El daño existente en la red hidráulica resultó mayor de lo que los ingenieros estimaron inicialmente. Realizaron la reparación original, pero era indispensable sustituir otros conductos. Por fortuna, con ese arreglo provisional volvería agua por algunas horas, y así la gente del rumbo tendría oportunidad de guardar un excedente del líquido en cubetas, además de la que lograra juntarse en la cisterna y los tinacos. En esa ocasión, los arreglos demandaban entre dos y cinco días de trabajo; pero, por suerte, con reanudaciones parciales en horarios variables.

   Hubo una nueva reunión de las personas involucradas y evaluaron la situación.  En los depósitos se acumuló lo suficiente para dotar con 100 litros cada hogar. Casi todos pensaron que se trataba de una cantidad importante, pero estaban equivocados: en realidad no tenían ni la menor idea de cuánta usaban (o hasta desperdiciaban) diariamente. Si tomamos en cuenta que cada vivienda tenía más o menos cuatro habitantes, entonces los litros disponibles por persona eran bastante menos, tan sólo veinticinco.

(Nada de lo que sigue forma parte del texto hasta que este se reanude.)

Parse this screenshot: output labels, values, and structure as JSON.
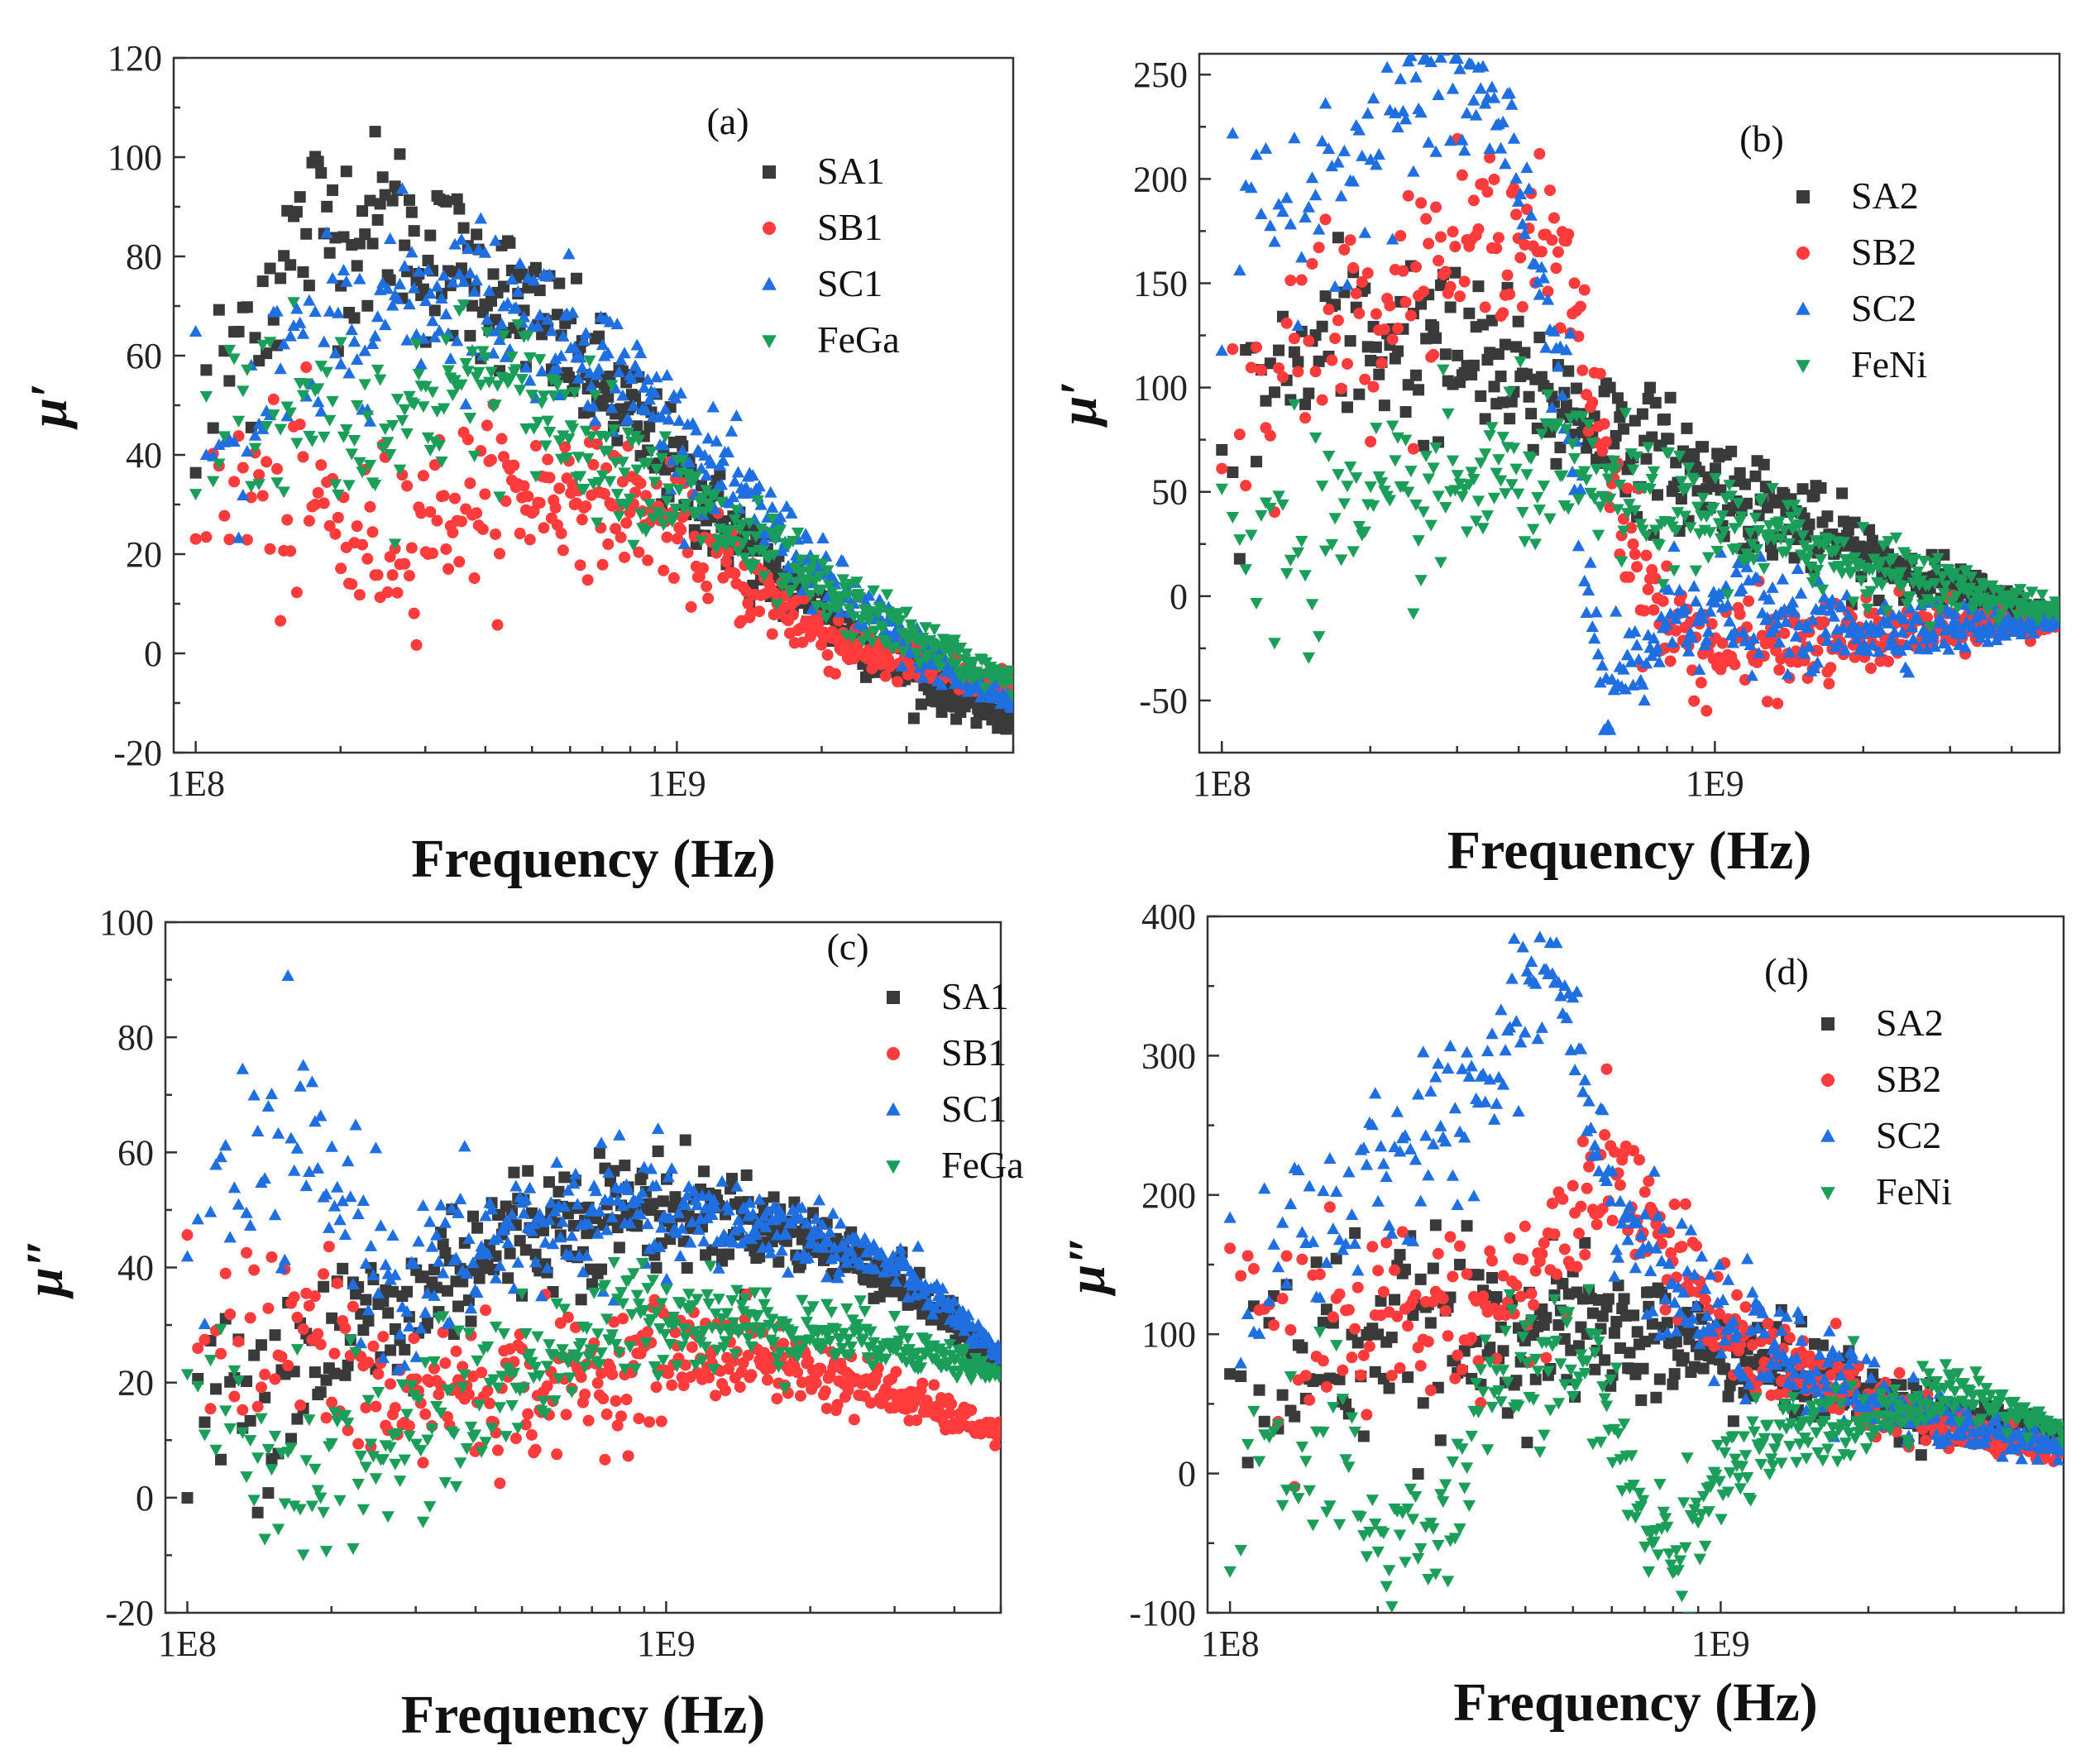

   Para percatarse de lo limitado que es esto, basta con considerar que en cada ocasión que accionamos la manija del servicio sanitario fluyen 6 litros, siempre y cuando se trate de un equipo ahorrador (los viejitos utilizan el triple y hasta más).

   Los acuerdos fueron los mismos de la primera ocasión, pero ahora se añadía uno nuevo:

  • Cumplir con lo que habían determinado y no actuar como el día anterior, ya que se ignoraba cuándo tendrían un suministro constante

Al parecer ahora sí habría solidaridad entre los habitantes de la unidad y todos manifestaron su compromiso para lograr el cuidado que no habían tenido. Harían lo necesario para que todos contaran con agua, aunque fuera en volumen limitado.

   Lo curioso es que, en la jornada siguiente, varios de los ocupantes de las viviendas madrugaron de manera anormal. La razón era más que evidente: aprovechar las reservas depositadas en los tinacos para bañarse, lavar ropa y dejar limpios los trastos de la cocina, aun a sabiendas de que dañarían a los demás.

   Esos tres o cuatro tempraneros alertaron al resto de los vecinos cuando se escuchó el correr del líquido por la cañería de los edificios y con el ruido que hacían los chorros usados en los lavaderos de la azotea. Cundió el miedo y, quienes habían decidido suspender el uso innecesario del agua, comenzaron a comportarse de la misma manera poniendo el interés personal por encima del colectivo.